Sebab, lihatlah, kaum perempuan dan anak mereka berada dalam posisi seperti ”budak”. Inang-inang membanting tulang di sawah dan ladang, sementara sang ayah bisa saja dengan asyik menghabiskan waktu sepanjang hari membual di pakter tuak. Inilah tatanan masyarakat dan norma hidup yang terus dijunjung dengan setia di Bona ni Pinasa, di kampung halaman.
Juga di lima benua, di mana orang-orang Batak yang ganteng dan cantik, pandai menyanyi, dan cerdas-cerdas itu bermukim, beranak pinak.
Dalam beberapa episode, Ashadi Siregar mengutip percakapan langsung bahasa Batak dengan huruf italik disusul penjelasan yang dengan tepat menerjemahkan apa yang dikutip. Lancar mengalir.

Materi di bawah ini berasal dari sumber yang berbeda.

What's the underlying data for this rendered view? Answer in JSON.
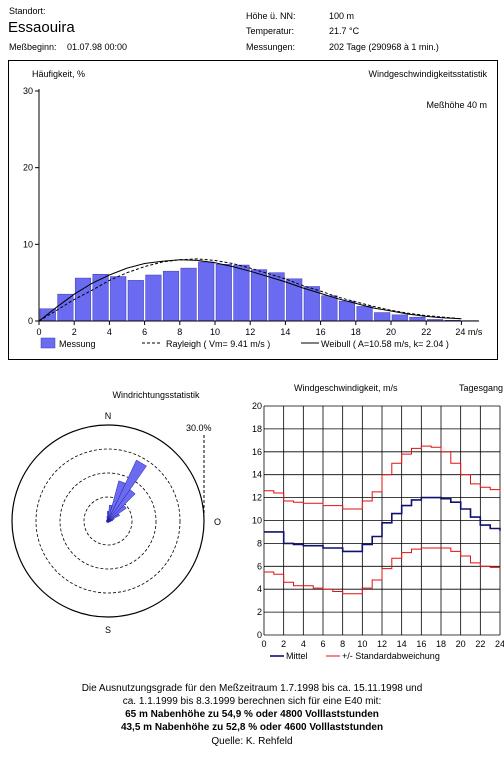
{
  "header": {
    "standort_label": "Standort:",
    "site_name": "Essaouira",
    "messbeginn_label": "Meßbeginn:",
    "messbeginn_value": "01.07.98 00:00",
    "hoehe_label": "Höhe ü. NN:",
    "hoehe_value": "100 m",
    "temperatur_label": "Temperatur:",
    "temperatur_value": "21.7 °C",
    "messungen_label": "Messungen:",
    "messungen_value": "202 Tage (290968 à 1 min.)"
  },
  "chart_data": [
    {
      "type": "bar",
      "title": "Windgeschwindigkeitsstatistik",
      "subtitle": "Meßhöhe 40 m",
      "ylabel": "Häufigkeit, %",
      "xunit": "m/s",
      "ylim": [
        0,
        30
      ],
      "xlim": [
        0,
        25
      ],
      "yticks": [
        0,
        10,
        20,
        30
      ],
      "xticks": [
        "0",
        "2",
        "4",
        "6",
        "8",
        "10",
        "12",
        "14",
        "16",
        "18",
        "20",
        "22",
        "24 m/s"
      ],
      "bin_width": 1,
      "bin_starts": [
        0,
        1,
        2,
        3,
        4,
        5,
        6,
        7,
        8,
        9,
        10,
        11,
        12,
        13,
        14,
        15,
        16,
        17,
        18,
        19,
        20,
        21,
        22,
        23,
        24
      ],
      "series": [
        {
          "name": "Messung",
          "color": "#6b6bf2",
          "values": [
            1.6,
            3.5,
            5.6,
            6.1,
            5.8,
            5.3,
            6.0,
            6.5,
            6.9,
            7.7,
            7.4,
            7.3,
            6.7,
            6.3,
            5.5,
            4.5,
            3.3,
            2.6,
            1.9,
            1.1,
            0.8,
            0.5,
            0.2,
            0.1,
            0.05
          ]
        },
        {
          "name": "Rayleigh ( Vm= 9.41 m/s )",
          "color": "#000000",
          "x": [
            0,
            1,
            2,
            3,
            4,
            5,
            6,
            7,
            8,
            9,
            10,
            11,
            12,
            13,
            14,
            15,
            16,
            17,
            18,
            19,
            20,
            21,
            22,
            23,
            24
          ],
          "values": [
            0,
            1.4,
            2.8,
            4.0,
            5.3,
            6.3,
            7.1,
            7.7,
            8.0,
            8.1,
            7.9,
            7.5,
            6.9,
            6.2,
            5.5,
            4.6,
            3.9,
            3.1,
            2.5,
            1.9,
            1.4,
            1.0,
            0.7,
            0.5,
            0.3
          ]
        },
        {
          "name": "Weibull ( A=10.58 m/s, k= 2.04 )",
          "color": "#000000",
          "x": [
            0,
            1,
            2,
            3,
            4,
            5,
            6,
            7,
            8,
            9,
            10,
            11,
            12,
            13,
            14,
            15,
            16,
            17,
            18,
            19,
            20,
            21,
            22,
            23,
            24
          ],
          "values": [
            0,
            1.8,
            3.5,
            4.9,
            6.0,
            6.9,
            7.5,
            7.8,
            8.0,
            7.9,
            7.6,
            7.1,
            6.5,
            5.8,
            5.1,
            4.3,
            3.6,
            2.9,
            2.3,
            1.7,
            1.3,
            0.9,
            0.6,
            0.4,
            0.3
          ]
        }
      ],
      "legend_position": "bottom",
      "grid": false
    },
    {
      "type": "polar",
      "title": "Windrichtungsstatistik",
      "ring_label": "30.0%",
      "direction_labels": {
        "n": "N",
        "o": "O",
        "s": "S"
      },
      "rmax": 30,
      "rings": [
        7.5,
        15,
        22.5,
        30
      ],
      "sectors_deg": [
        0,
        10,
        20,
        30,
        40,
        50,
        60,
        70,
        80,
        90,
        100,
        110,
        120,
        130,
        140,
        150,
        160,
        170,
        180,
        190,
        200,
        210,
        220,
        230,
        240,
        250,
        260,
        270,
        280,
        290,
        300,
        310,
        320,
        330,
        340,
        350
      ],
      "values": [
        3,
        5,
        13,
        21,
        12,
        7,
        4,
        2,
        1.5,
        1,
        0.8,
        0.5,
        0.5,
        0.5,
        0.5,
        0.5,
        0.5,
        0.5,
        0.5,
        0.5,
        0.5,
        0.5,
        0.5,
        0.5,
        0.5,
        0.5,
        0.5,
        0.5,
        0.5,
        0.5,
        0.5,
        0.5,
        0.5,
        0.5,
        0.8,
        1.5
      ],
      "color": "#6b6bf2"
    },
    {
      "type": "line",
      "title": "Tagesgang",
      "ylabel": "Windgeschwindigkeit, m/s",
      "ylim": [
        0,
        20
      ],
      "xlim": [
        0,
        24
      ],
      "yticks": [
        0,
        2,
        4,
        6,
        8,
        10,
        12,
        14,
        16,
        18,
        20
      ],
      "xticks": [
        0,
        2,
        4,
        6,
        8,
        10,
        12,
        14,
        16,
        18,
        20,
        22,
        24
      ],
      "grid": true,
      "x": [
        0,
        1,
        2,
        3,
        4,
        5,
        6,
        7,
        8,
        9,
        10,
        11,
        12,
        13,
        14,
        15,
        16,
        17,
        18,
        19,
        20,
        21,
        22,
        23,
        24
      ],
      "series": [
        {
          "name": "Mittel",
          "color": "#10106e",
          "values": [
            9.0,
            9.0,
            8.0,
            7.9,
            7.8,
            7.8,
            7.6,
            7.6,
            7.3,
            7.3,
            7.9,
            8.6,
            9.8,
            10.6,
            11.3,
            11.8,
            12.0,
            12.0,
            11.9,
            11.6,
            11.0,
            10.3,
            9.6,
            9.3,
            9.1
          ]
        },
        {
          "name": "+/- Standardabweichung (upper)",
          "color": "#e01010",
          "values": [
            12.6,
            12.4,
            11.7,
            11.6,
            11.5,
            11.5,
            11.3,
            11.3,
            11.0,
            11.0,
            11.7,
            12.5,
            14.0,
            15.0,
            15.8,
            16.3,
            16.5,
            16.4,
            16.0,
            15.0,
            14.0,
            13.2,
            12.9,
            12.7,
            12.5
          ]
        },
        {
          "name": "+/- Standardabweichung (lower)",
          "color": "#e01010",
          "values": [
            5.5,
            5.3,
            4.6,
            4.3,
            4.3,
            4.1,
            4.0,
            3.8,
            3.6,
            3.6,
            4.1,
            4.8,
            5.8,
            6.7,
            7.2,
            7.5,
            7.6,
            7.6,
            7.6,
            7.3,
            6.9,
            6.3,
            6.0,
            5.9,
            5.8
          ]
        }
      ],
      "legend": {
        "mittel": "Mittel",
        "std": "+/- Standardabweichung"
      }
    }
  ],
  "footer": {
    "line1": "Die Ausnutzungsgrade für den Meßzeitraum 1.7.1998 bis ca. 15.11.1998 und",
    "line2": "ca. 1.1.1999 bis 8.3.1999 berechnen sich für eine E40 mit:",
    "line3": "65 m Nabenhöhe zu 54,9 % oder 4800 Volllaststunden",
    "line4": "43,5 m Nabenhöhe zu 52,8 % oder 4600 Volllaststunden",
    "line5": "Quelle: K. Rehfeld"
  }
}
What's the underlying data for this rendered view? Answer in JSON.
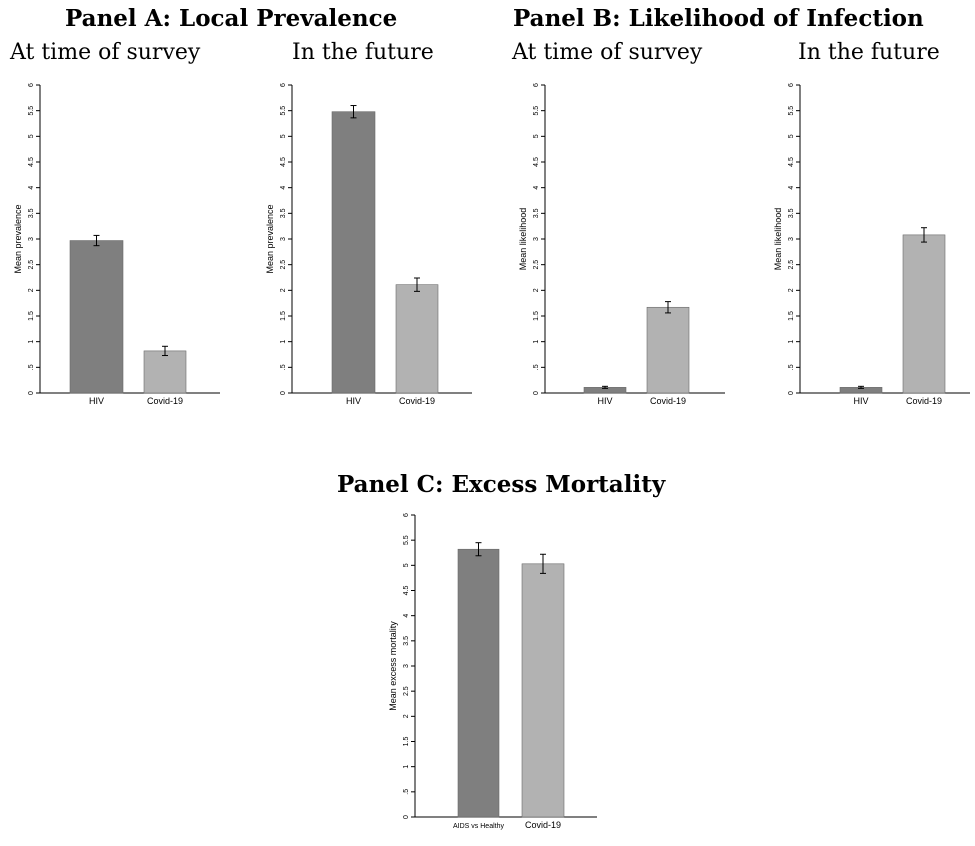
{
  "panels": {
    "a": {
      "title": "Panel A: Local Prevalence",
      "sub1": "At time of survey",
      "sub2": "In the future"
    },
    "b": {
      "title": "Panel B: Likelihood of Infection",
      "sub1": "At time of survey",
      "sub2": "In the future"
    },
    "c": {
      "title": "Panel C: Excess Mortality"
    }
  },
  "colors": {
    "dark_bar": "#7f7f7f",
    "light_bar": "#b2b2b2"
  },
  "chart_data": [
    {
      "type": "bar",
      "title": "At time of survey",
      "ylabel": "Mean prevalence",
      "ylim": [
        0,
        6
      ],
      "yticks": [
        "0",
        ".5",
        "1",
        "1.5",
        "2",
        "2.5",
        "3",
        "3.5",
        "4",
        "4.5",
        "5",
        "5.5",
        "6"
      ],
      "categories": [
        "HIV",
        "Covid-19"
      ],
      "values": [
        2.97,
        0.82
      ],
      "error_low": [
        2.87,
        0.73
      ],
      "error_high": [
        3.07,
        0.91
      ]
    },
    {
      "type": "bar",
      "title": "In the future",
      "ylabel": "Mean prevalence",
      "ylim": [
        0,
        6
      ],
      "yticks": [
        "0",
        ".5",
        "1",
        "1.5",
        "2",
        "2.5",
        "3",
        "3.5",
        "4",
        "4.5",
        "5",
        "5.5",
        "6"
      ],
      "categories": [
        "HIV",
        "Covid-19"
      ],
      "values": [
        5.48,
        2.11
      ],
      "error_low": [
        5.36,
        1.98
      ],
      "error_high": [
        5.6,
        2.24
      ]
    },
    {
      "type": "bar",
      "title": "At time of survey",
      "ylabel": "Mean likelihood",
      "ylim": [
        0,
        6
      ],
      "yticks": [
        "0",
        ".5",
        "1",
        "1.5",
        "2",
        "2.5",
        "3",
        "3.5",
        "4",
        "4.5",
        "5",
        "5.5",
        "6"
      ],
      "categories": [
        "HIV",
        "Covid-19"
      ],
      "values": [
        0.11,
        1.67
      ],
      "error_low": [
        0.09,
        1.56
      ],
      "error_high": [
        0.13,
        1.78
      ]
    },
    {
      "type": "bar",
      "title": "In the future",
      "ylabel": "Mean likelihood",
      "ylim": [
        0,
        6
      ],
      "yticks": [
        "0",
        ".5",
        "1",
        "1.5",
        "2",
        "2.5",
        "3",
        "3.5",
        "4",
        "4.5",
        "5",
        "5.5",
        "6"
      ],
      "categories": [
        "HIV",
        "Covid-19"
      ],
      "values": [
        0.11,
        3.08
      ],
      "error_low": [
        0.09,
        2.94
      ],
      "error_high": [
        0.13,
        3.22
      ]
    },
    {
      "type": "bar",
      "title": "Panel C: Excess Mortality",
      "ylabel": "Mean excess mortality",
      "ylim": [
        0,
        6
      ],
      "yticks": [
        "0",
        ".5",
        "1",
        "1.5",
        "2",
        "2.5",
        "3",
        "3.5",
        "4",
        "4.5",
        "5",
        "5.5",
        "6"
      ],
      "categories": [
        "AIDS vs Healthy",
        "Covid-19"
      ],
      "values": [
        5.32,
        5.03
      ],
      "error_low": [
        5.19,
        4.84
      ],
      "error_high": [
        5.45,
        5.22
      ]
    }
  ]
}
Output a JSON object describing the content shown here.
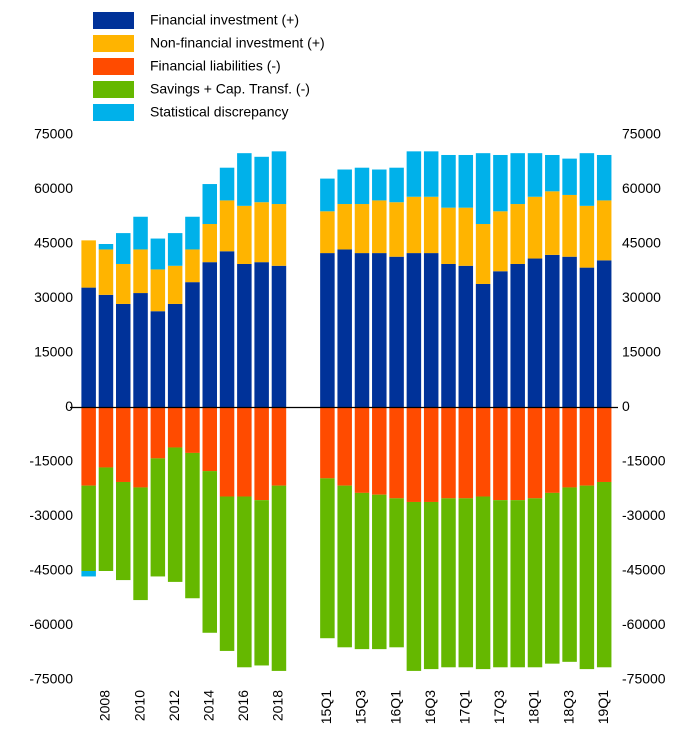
{
  "chart_data": {
    "type": "bar",
    "stacked": true,
    "categories": [
      null,
      "2008",
      null,
      "2010",
      null,
      "2012",
      null,
      "2014",
      null,
      "2016",
      null,
      "2018",
      "15Q1",
      null,
      "15Q3",
      null,
      "16Q1",
      null,
      "16Q3",
      null,
      "17Q1",
      null,
      "17Q3",
      null,
      "18Q1",
      null,
      "18Q3",
      null,
      "19Q1"
    ],
    "series": [
      {
        "name": "Financial investment (+)",
        "color": "#003299",
        "values": [
          33000,
          31000,
          28500,
          31500,
          26500,
          28500,
          34500,
          40000,
          43000,
          39500,
          40000,
          39000,
          42500,
          43500,
          42500,
          42500,
          41500,
          42500,
          42500,
          39500,
          39000,
          34000,
          37500,
          39500,
          41000,
          42000,
          41500,
          38500,
          40500
        ]
      },
      {
        "name": "Non-financial investment (+)",
        "color": "#ffb400",
        "values": [
          13000,
          12500,
          11000,
          12000,
          11500,
          10500,
          9000,
          10500,
          14000,
          16000,
          16500,
          17000,
          11500,
          12500,
          13500,
          14500,
          15000,
          15500,
          15500,
          15500,
          16000,
          16500,
          16500,
          16500,
          17000,
          17500,
          17000,
          17000,
          16500
        ]
      },
      {
        "name": "Financial liabilities (-)",
        "color": "#ff4b00",
        "values": [
          -21500,
          -16500,
          -20500,
          -22000,
          -14000,
          -11000,
          -12500,
          -17500,
          -24500,
          -24500,
          -25500,
          -21500,
          -19500,
          -21500,
          -23500,
          -24000,
          -25000,
          -26000,
          -26000,
          -25000,
          -25000,
          -24500,
          -25500,
          -25500,
          -25000,
          -23500,
          -22000,
          -21500,
          -20500
        ]
      },
      {
        "name": "Savings + Cap. Transf. (-)",
        "color": "#65b800",
        "values": [
          -23500,
          -28500,
          -27000,
          -31000,
          -32500,
          -37000,
          -40000,
          -44500,
          -42500,
          -47000,
          -45500,
          -51000,
          -44000,
          -44500,
          -43000,
          -42500,
          -41000,
          -46500,
          -46000,
          -46500,
          -46500,
          -47500,
          -46000,
          -46000,
          -46500,
          -47000,
          -48000,
          -50500,
          -51000
        ]
      },
      {
        "name": "Statistical discrepancy",
        "color": "#00b1ea",
        "values": [
          -1500,
          1500,
          8500,
          9000,
          8500,
          9000,
          9000,
          11000,
          9000,
          14500,
          12500,
          14500,
          9000,
          9500,
          10000,
          8500,
          9500,
          12500,
          12500,
          14500,
          14500,
          19500,
          15500,
          14000,
          12000,
          10000,
          10000,
          14500,
          12500
        ]
      }
    ],
    "ylim": [
      -75000,
      75000
    ],
    "yticks": [
      -75000,
      -60000,
      -45000,
      -30000,
      -15000,
      0,
      15000,
      30000,
      45000,
      60000,
      75000
    ],
    "y2lim": [
      -75000,
      75000
    ],
    "y2ticks": [
      -75000,
      -60000,
      -45000,
      -30000,
      -15000,
      0,
      15000,
      30000,
      45000,
      60000,
      75000
    ],
    "legend": "top-left"
  }
}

Lantas, mengapa harus ada ”Daftar Istilah” yang memakan tempat sampai 15 halaman? Mungkinkah ini semata-mata karena penerbit? Supaya terlihat keren? Bukankah dengan daftar istilah yang berjibun itu memberi kesan bahwa pembaca tidak sedang menikmati sebuah novel? Fiksi etnopolitik yang monumental ini? Novel yang selayaknya disambut dengan hangat sebagai karya yang berpijak pada adat, juga politik, dan menggetarkan sebagai narasi sastra. Horas ba….!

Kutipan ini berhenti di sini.